Monday, September 20, 2010

"Disaster" Planning

Most companies--especially since September 11th--have instituted pretty robust disaster recovery plans. If everything goes to junk, what who does what and who goes where? But what happens when things are less than disaster level--or rather becomes not a disaster for the company but for the employees? How does your company react then?

An example of that was seen today. With the huge fire in Harlem of New York on the bridge which connects Manhattan to the Bronx, Westchester, Connecticut (and other areas), Metro-North commuter rail service was suspended coming and going to Grand Central Station, one of the busiest train stations in the entire world.

Employees had to think fast about how to get from work to home, regardless of which direction they are going. Some companies let employees go a little early to give them the opportunity to seek alternative transportation and others provided extra transportation. My company decide to take all the New York City train commuters and put them on a van from Stamford, CT to Grand Central.
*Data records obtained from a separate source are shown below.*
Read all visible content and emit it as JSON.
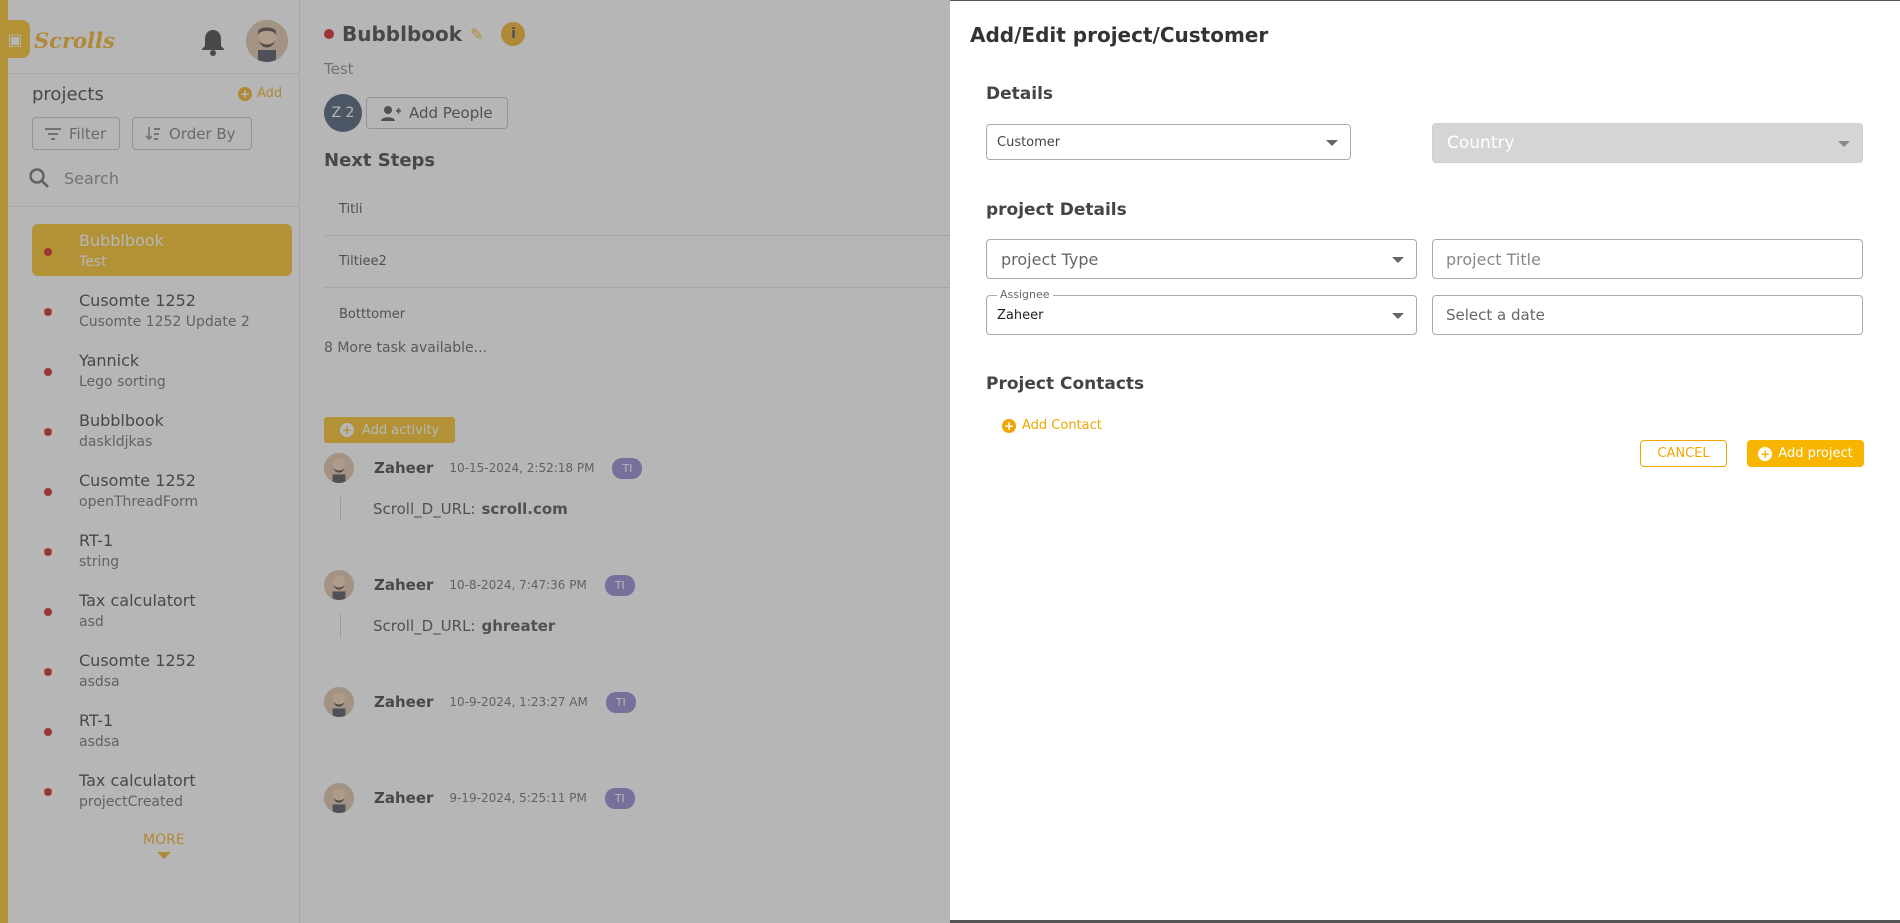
{
  "sidebar": {
    "logo": "Scrolls",
    "title": "projects",
    "add_label": "Add",
    "filter_label": "Filter",
    "order_label": "Order By",
    "search_placeholder": "Search",
    "more_label": "MORE",
    "items": [
      {
        "name": "Bubblbook",
        "sub": "Test"
      },
      {
        "name": "Cusomte 1252",
        "sub": "Cusomte 1252 Update 2"
      },
      {
        "name": "Yannick",
        "sub": "Lego sorting"
      },
      {
        "name": "Bubblbook",
        "sub": "daskldjkas"
      },
      {
        "name": "Cusomte 1252",
        "sub": "openThreadForm"
      },
      {
        "name": "RT-1",
        "sub": "string"
      },
      {
        "name": "Tax calculatort",
        "sub": "asd"
      },
      {
        "name": "Cusomte 1252",
        "sub": "asdsa"
      },
      {
        "name": "RT-1",
        "sub": "asdsa"
      },
      {
        "name": "Tax calculatort",
        "sub": "projectCreated"
      }
    ]
  },
  "main": {
    "title": "Bubblbook",
    "subtitle": "Test",
    "people_badge": "Z 2",
    "add_people_label": "Add People",
    "next_steps_title": "Next Steps",
    "tasks": [
      "Titli",
      "Tiltiee2",
      "Botttomer"
    ],
    "more_tasks": "8 More task available...",
    "add_activity_label": "Add activity",
    "activities": [
      {
        "user": "Zaheer",
        "time": "10-15-2024, 2:52:18 PM",
        "tag": "TI",
        "field": "Scroll_D_URL:",
        "value": "scroll.com"
      },
      {
        "user": "Zaheer",
        "time": "10-8-2024, 7:47:36 PM",
        "tag": "TI",
        "field": "Scroll_D_URL:",
        "value": "ghreater"
      },
      {
        "user": "Zaheer",
        "time": "10-9-2024, 1:23:27 AM",
        "tag": "TI"
      },
      {
        "user": "Zaheer",
        "time": "9-19-2024, 5:25:11 PM",
        "tag": "TI"
      }
    ]
  },
  "panel": {
    "title": "Add/Edit project/Customer",
    "details_heading": "Details",
    "customer_value": "Customer",
    "country_placeholder": "Country",
    "project_details_heading": "project Details",
    "project_type_placeholder": "project Type",
    "project_title_placeholder": "project Title",
    "assignee_label": "Assignee",
    "assignee_value": "Zaheer",
    "date_placeholder": "Select a date",
    "contacts_heading": "Project Contacts",
    "add_contact_label": "Add Contact",
    "cancel_label": "CANCEL",
    "add_project_label": "Add project"
  },
  "colors": {
    "accent": "#f7b500",
    "status_dot": "#cc0000",
    "tag": "#7f74c6",
    "overlay": "rgba(110,110,110,0.5)"
  }
}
Companies can do things like this all the time--and at times at no cost to the company. Letting employees work at home on days that are supposed to be really snowy or providing updates when traffic or train conditions do appear to everyone in the office are little things some companies do to avoid "disasters" for their employees. While they may seem like small gestures, they can be important ones to help keep employees happy and productive--when I didn't have to worry anymore about how I was going to get home today, I sure know I was.